The Five Best Beaches on Long Island

Unwind in the sun and sand away from New York City, but not too far away.

Hopper Editors - Oct. 26, 2017

For visitors to the Big Apple, the hubbub and sleepless energy of urban life can be both exhilarating and exhausting. In a city where the touristic and manicured grounds of Central Park or the groomed, monumental fields of Flushing Meadows count as the greenest getaways, the urge to break out to nature can often creep up unexpectedly.

For many, the antidote can be found just a short drive from the bubbling heart of New York itself, along the wide open sand stretches and beachside state parks of Suffolk County and the old Montauk Highway. Here, the legendary beaches of Long Island offer up crashing waves, surf swells and an undulating backcountry of alluring sand dunes; the perfect antithesis to metropolitan dizziness.

Here are five of the best-rated beaches in Long Island, where visitors can kick back and relax while listening to the din of the Atlantic swell.
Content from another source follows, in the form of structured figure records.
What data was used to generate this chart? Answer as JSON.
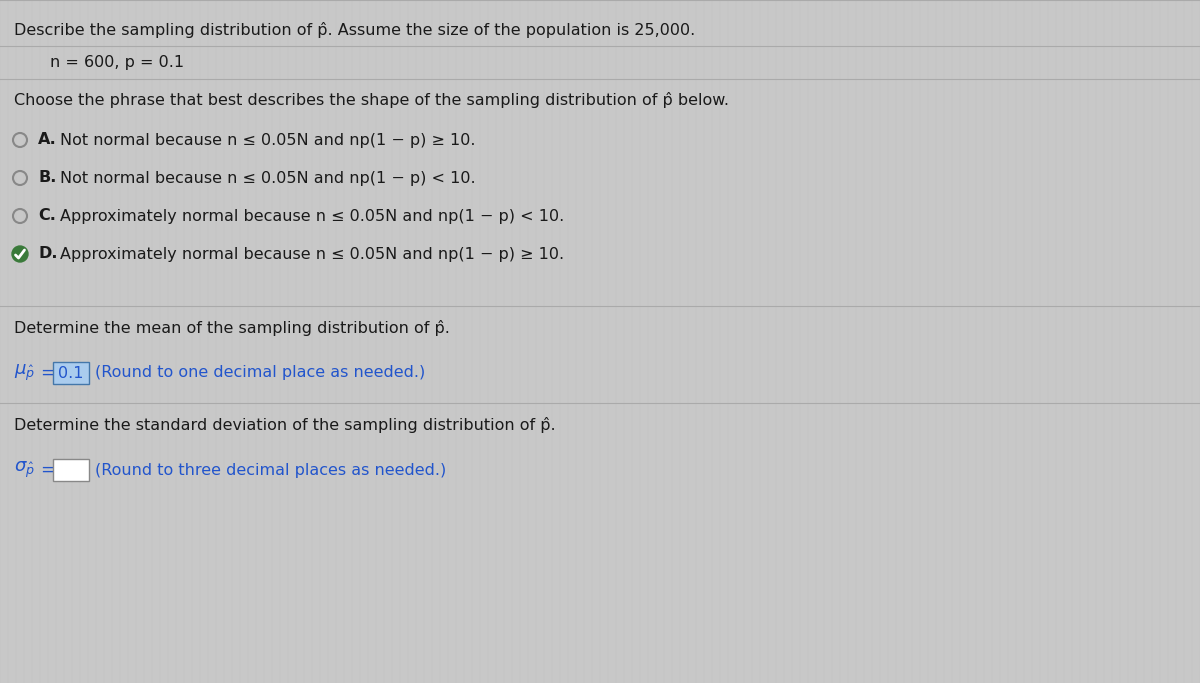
{
  "title_line": "Describe the sampling distribution of p̂. Assume the size of the population is 25,000.",
  "params_line": "n = 600, p = 0.1",
  "question_line": "Choose the phrase that best describes the shape of the sampling distribution of p̂ below.",
  "options": [
    {
      "label": "A.",
      "text": "Not normal because n ≤ 0.05N and np(1 − p) ≥ 10.",
      "selected": false,
      "correct": false
    },
    {
      "label": "B.",
      "text": "Not normal because n ≤ 0.05N and np(1 − p) < 10.",
      "selected": false,
      "correct": false
    },
    {
      "label": "C.",
      "text": "Approximately normal because n ≤ 0.05N and np(1 − p) < 10.",
      "selected": false,
      "correct": false
    },
    {
      "label": "D.",
      "text": "Approximately normal because n ≤ 0.05N and np(1 − p) ≥ 10.",
      "selected": true,
      "correct": true
    }
  ],
  "mean_section_title": "Determine the mean of the sampling distribution of p̂.",
  "mean_value": "0.1",
  "mean_note": "(Round to one decimal place as needed.)",
  "std_section_title": "Determine the standard deviation of the sampling distribution of p̂.",
  "std_note": "(Round to three decimal places as needed.)",
  "bg_color": "#c8c8c8",
  "text_color": "#1a1a1a",
  "highlight_color": "#2255cc",
  "answer_box_fill": "#aaccee",
  "empty_box_fill": "#ffffff",
  "sep_color": "#aaaaaa",
  "radio_color": "#888888",
  "check_bg": "#3a7a3a",
  "check_color": "#ffffff"
}
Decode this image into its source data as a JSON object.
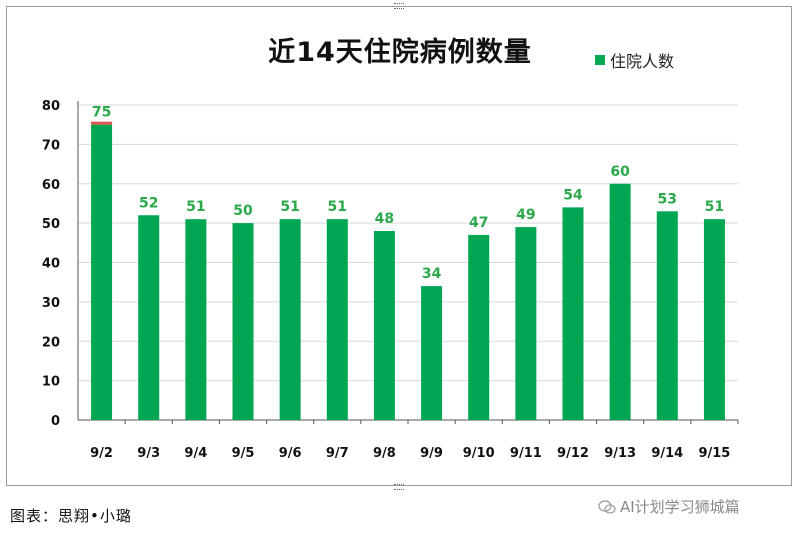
{
  "chart_data": {
    "type": "bar",
    "title": "近14天住院病例数量",
    "categories": [
      "9/2",
      "9/3",
      "9/4",
      "9/5",
      "9/6",
      "9/7",
      "9/8",
      "9/9",
      "9/10",
      "9/11",
      "9/12",
      "9/13",
      "9/14",
      "9/15"
    ],
    "series": [
      {
        "name": "住院人数",
        "values": [
          75,
          52,
          51,
          50,
          51,
          51,
          48,
          34,
          47,
          49,
          54,
          60,
          53,
          51
        ],
        "color": "#00a651"
      }
    ],
    "yticks": [
      0,
      10,
      20,
      30,
      40,
      50,
      60,
      70,
      80
    ],
    "ylim": [
      0,
      80
    ],
    "grid": true,
    "legend_position": "top-right",
    "label_color": "#2ba84a",
    "accent_color": "#d9534f"
  },
  "caption": "图表：思翔•小璐",
  "watermark": "AI计划学习狮城篇"
}
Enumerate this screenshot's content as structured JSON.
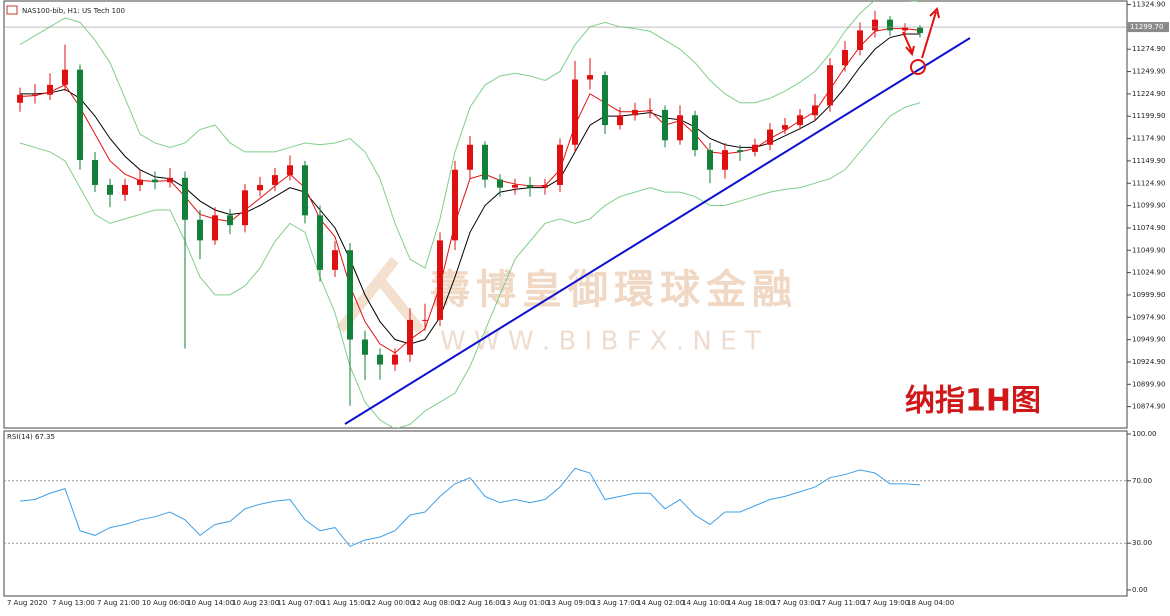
{
  "title": "NAS100-bib, H1: US Tech 100",
  "price_line": {
    "value": 11299.7,
    "label": "11299.70"
  },
  "watermark": "壽博皇御環球金融",
  "watermark_url": "W W W . B I B F X . N E T",
  "annotation": "纳指1H图",
  "chart_data": [
    {
      "type": "candlestick",
      "categories": [
        "7 Aug 2020",
        null,
        null,
        "7 Aug 13:00",
        null,
        null,
        "7 Aug 21:00",
        null,
        null,
        "10 Aug 06:00",
        null,
        null,
        "10 Aug 14:00",
        null,
        null,
        "10 Aug 23:00",
        null,
        null,
        "11 Aug 07:00",
        null,
        null,
        "11 Aug 15:00",
        null,
        null,
        "12 Aug 00:00",
        null,
        null,
        "12 Aug 08:00",
        null,
        null,
        "12 Aug 16:00",
        null,
        null,
        "13 Aug 01:00",
        null,
        null,
        "13 Aug 09:00",
        null,
        null,
        "13 Aug 17:00",
        null,
        null,
        "14 Aug 02:00",
        null,
        null,
        "14 Aug 10:00",
        null,
        null,
        "14 Aug 18:00",
        null,
        null,
        "17 Aug 03:00",
        null,
        null,
        "17 Aug 11:00",
        null,
        null,
        "17 Aug 19:00",
        null,
        null,
        "18 Aug 04:00"
      ],
      "open": [
        11215,
        11224,
        11224,
        11235,
        11252,
        11151,
        11123,
        11112,
        11123,
        11129,
        11126,
        11131,
        11084,
        11061,
        11089,
        11078,
        11117,
        11123,
        11134,
        11145,
        11089,
        11028,
        11050,
        10950,
        10933,
        10922,
        10933,
        10972,
        10972,
        11061,
        11140,
        11168,
        11129,
        11120,
        11123,
        11120,
        11123,
        11168,
        11241,
        11246,
        11190,
        11201,
        11207,
        11207,
        11173,
        11201,
        11162,
        11140,
        11162,
        11160,
        11168,
        11185,
        11190,
        11201,
        11212,
        11257,
        11274,
        11296,
        11308,
        11296,
        11299
      ],
      "high": [
        11232,
        11236,
        11248,
        11280,
        11258,
        11160,
        11130,
        11130,
        11140,
        11138,
        11142,
        11138,
        11095,
        11098,
        11096,
        11124,
        11132,
        11142,
        11156,
        11150,
        11100,
        11060,
        11058,
        10960,
        10940,
        10940,
        10985,
        10990,
        11070,
        11150,
        11178,
        11172,
        11135,
        11130,
        11132,
        11130,
        11175,
        11262,
        11265,
        11250,
        11210,
        11215,
        11220,
        11212,
        11212,
        11206,
        11170,
        11170,
        11168,
        11175,
        11192,
        11198,
        11208,
        11225,
        11265,
        11284,
        11305,
        11318,
        11312,
        11304,
        11302
      ],
      "low": [
        11205,
        11214,
        11218,
        11228,
        11140,
        11115,
        11098,
        11105,
        11116,
        11118,
        11120,
        10940,
        11040,
        11056,
        11068,
        11070,
        11110,
        11116,
        11128,
        11080,
        11015,
        11020,
        10876,
        10905,
        10905,
        10915,
        10925,
        10960,
        10965,
        11050,
        11130,
        11120,
        11110,
        11112,
        11110,
        11112,
        11115,
        11160,
        11230,
        11180,
        11185,
        11195,
        11198,
        11165,
        11168,
        11155,
        11125,
        11130,
        11150,
        11155,
        11162,
        11180,
        11185,
        11195,
        11205,
        11250,
        11268,
        11288,
        11290,
        11290,
        11288
      ],
      "close": [
        11224,
        11224,
        11235,
        11252,
        11151,
        11123,
        11112,
        11123,
        11129,
        11126,
        11131,
        11084,
        11061,
        11089,
        11078,
        11117,
        11123,
        11134,
        11145,
        11089,
        11028,
        11050,
        10950,
        10933,
        10922,
        10933,
        10972,
        10972,
        11061,
        11140,
        11168,
        11129,
        11120,
        11123,
        11120,
        11123,
        11168,
        11241,
        11246,
        11190,
        11201,
        11207,
        11207,
        11173,
        11201,
        11162,
        11140,
        11162,
        11160,
        11168,
        11185,
        11190,
        11201,
        11212,
        11257,
        11274,
        11296,
        11308,
        11296,
        11299,
        11293
      ],
      "up_color": "#e01010",
      "down_color": "#13803a",
      "series": [
        {
          "color": "#7fcf8a",
          "values": [
            11280,
            11290,
            11300,
            11310,
            11305,
            11285,
            11260,
            11220,
            11180,
            11170,
            11165,
            11170,
            11185,
            11190,
            11170,
            11160,
            11160,
            11160,
            11165,
            11170,
            11168,
            11170,
            11175,
            11160,
            11130,
            11080,
            11040,
            11030,
            11085,
            11160,
            11210,
            11235,
            11245,
            11248,
            11245,
            11240,
            11250,
            11280,
            11300,
            11305,
            11300,
            11298,
            11295,
            11285,
            11275,
            11260,
            11240,
            11225,
            11215,
            11215,
            11220,
            11228,
            11238,
            11250,
            11270,
            11295,
            11315,
            11330,
            11335,
            11330,
            11328
          ]
        },
        {
          "color": "#7fcf8a",
          "values": [
            11170,
            11165,
            11160,
            11150,
            11120,
            11090,
            11080,
            11085,
            11090,
            11095,
            11095,
            11060,
            11020,
            11000,
            11000,
            11010,
            11030,
            11060,
            11080,
            11070,
            11020,
            10980,
            10920,
            10880,
            10860,
            10850,
            10855,
            10870,
            10880,
            10890,
            10920,
            10960,
            11000,
            11040,
            11060,
            11080,
            11085,
            11080,
            11085,
            11100,
            11110,
            11115,
            11120,
            11115,
            11115,
            11110,
            11100,
            11100,
            11105,
            11110,
            11115,
            11118,
            11120,
            11125,
            11130,
            11140,
            11160,
            11180,
            11200,
            11210,
            11215
          ]
        },
        {
          "color": "#000000",
          "values": [
            11225,
            11225,
            11226,
            11230,
            11220,
            11200,
            11175,
            11155,
            11140,
            11132,
            11130,
            11120,
            11105,
            11095,
            11090,
            11092,
            11100,
            11110,
            11120,
            11115,
            11095,
            11075,
            11040,
            11000,
            10970,
            10950,
            10945,
            10950,
            10975,
            11020,
            11070,
            11100,
            11115,
            11118,
            11120,
            11120,
            11130,
            11160,
            11190,
            11200,
            11200,
            11202,
            11204,
            11198,
            11196,
            11188,
            11175,
            11168,
            11165,
            11165,
            11170,
            11178,
            11186,
            11195,
            11212,
            11232,
            11255,
            11275,
            11288,
            11292,
            11292
          ]
        },
        {
          "color": "#e01010",
          "values": [
            11222,
            11223,
            11227,
            11235,
            11210,
            11180,
            11150,
            11135,
            11128,
            11127,
            11128,
            11110,
            11090,
            11085,
            11082,
            11095,
            11108,
            11122,
            11135,
            11120,
            11085,
            11065,
            11010,
            10970,
            10945,
            10935,
            10950,
            10962,
            11010,
            11080,
            11130,
            11135,
            11128,
            11124,
            11122,
            11122,
            11140,
            11190,
            11225,
            11215,
            11205,
            11205,
            11206,
            11190,
            11195,
            11180,
            11160,
            11158,
            11160,
            11164,
            11175,
            11184,
            11195,
            11205,
            11230,
            11255,
            11278,
            11295,
            11298,
            11298,
            11296
          ]
        }
      ],
      "ylim": [
        10851,
        11330
      ],
      "yticks": [
        {
          "value": 11324.9,
          "label": "11324.90"
        },
        {
          "value": 11274.9,
          "label": "11274.90"
        },
        {
          "value": 11249.9,
          "label": "11249.90"
        },
        {
          "value": 11224.9,
          "label": "11224.90"
        },
        {
          "value": 11199.9,
          "label": "11199.90"
        },
        {
          "value": 11174.9,
          "label": "11174.90"
        },
        {
          "value": 11149.9,
          "label": "11149.90"
        },
        {
          "value": 11124.9,
          "label": "11124.90"
        },
        {
          "value": 11099.9,
          "label": "11099.90"
        },
        {
          "value": 11074.9,
          "label": "11074.90"
        },
        {
          "value": 11049.9,
          "label": "11049.90"
        },
        {
          "value": 11024.9,
          "label": "11024.90"
        },
        {
          "value": 10999.9,
          "label": "10999.90"
        },
        {
          "value": 10974.9,
          "label": "10974.90"
        },
        {
          "value": 10949.9,
          "label": "10949.90"
        },
        {
          "value": 10924.9,
          "label": "10924.90"
        },
        {
          "value": 10899.9,
          "label": "10899.90"
        },
        {
          "value": 10874.9,
          "label": "10874.90"
        }
      ]
    },
    {
      "type": "line",
      "label": "RSI(14) 67.35",
      "series": [
        {
          "color": "#3fa0e8",
          "values": [
            57,
            58,
            62,
            65,
            38,
            35,
            40,
            42,
            45,
            47,
            50,
            45,
            35,
            42,
            44,
            52,
            55,
            57,
            58,
            45,
            38,
            40,
            28,
            32,
            34,
            38,
            48,
            50,
            60,
            68,
            72,
            60,
            56,
            58,
            56,
            58,
            66,
            78,
            75,
            58,
            60,
            62,
            62,
            52,
            58,
            48,
            42,
            50,
            50,
            54,
            58,
            60,
            63,
            66,
            72,
            74,
            77,
            75,
            68,
            68,
            67.35
          ]
        }
      ],
      "ylim": [
        0,
        100
      ],
      "yticks": [
        {
          "value": 100,
          "label": "100.00"
        },
        {
          "value": 70,
          "label": "70.00"
        },
        {
          "value": 30,
          "label": "30.00"
        },
        {
          "value": 0,
          "label": "0.00"
        }
      ],
      "levels": [
        {
          "value": 70
        },
        {
          "value": 30
        }
      ]
    }
  ]
}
5. Pearly sands and historic lighthouses at the Robert Moses State Park

This five mile stretch of glistening white sand on the Atlantic side of Fire Island has long been one of the major weekend getaways for beach-goers in New York City. It’s famed primarily for its wide and dune-backed east-coast beachfront, which comes complete with historical points of interest like the Fire Island Lighthouse and open views of the deep Atlantic blue. It’s also home to one of the most popular nude beaches on Long Island, which can be reached by following the path east through to the Island’s National Seashore.

4. Activities abound at the Jones Beach State Park

This all-in-one seaside destination is alive with various attractions to suit every type of visitor. Surfers and sunbathers enjoy their own designated sand stretches, while there’s also a clothing optional beach on the easternmost point of the bay. While still boasting all the natural beauty of New York’s coast, the Jones Beach State Park is no stranger to big business and commercial development and accordingly there’s plenty of eateries, concession stalls and parlours selling everything from seafood to milkshakes in the summer, along with a short 9-hole golf course and a number of swimming pools to boot.

3. Discover a hidden gem of the Long Island coast at East Hampton Main Beach

Generally regarded to be one of New York State’s best kept coastal secrets, either not many tourists know that Main Beach was rated as one North America’s best in 2013 or they’ve had a hard time finding it on the map. It’s actually perched on the far eastern tip of Long Island, in the sleepy seaside town of East Hampton. Of the many beaches accessible from town, Main is the most developed, but still promises seclusion and quietude like no other in the region. What’s more, visitors enjoy relatively gentle surf swells, along with a range of more up-market eateries within a short walk.

2. Pure isolation at Gilgo Beach

Home to some of the most undeveloped and untouched beachfront terrain in all of Long Island, the Gilgo State Park boasts mile upon mile of both Atlantic and Great South Bay sands. Traditionally it’s been a mecca for intrepid surfers and sea fishermen, many looking to conquer the fabled breaks of the legendary Hemlocks Beach, where riders usually have the swells all to themselves. But Gilgo’s quietude comes at a price, and it’s also without question one of the most inaccessible beaches on the island, with access restricted to permit-holding 4X4s or those crossing the bay by boat.

1. Camp to the crash of the waves at the Hither Hills State Park

Roaring waves crash continuously onto the picture-perfect, picket-fenced beaches of Long Island at this family friendly state park. Just under 200 campsites and RV parking facilities are available, making it one of the best beach-lover’s stop offs on the Montauk Highway and a great accommodation option for those looking to explore Long Island’s coast for a little longer. What’s more, from the beach it’s possible to take the various hiking routes into the Hither Hills and Napeague Harbor area, where walkers are treated to a montage of New York’s links fauna and magnificent coastal views.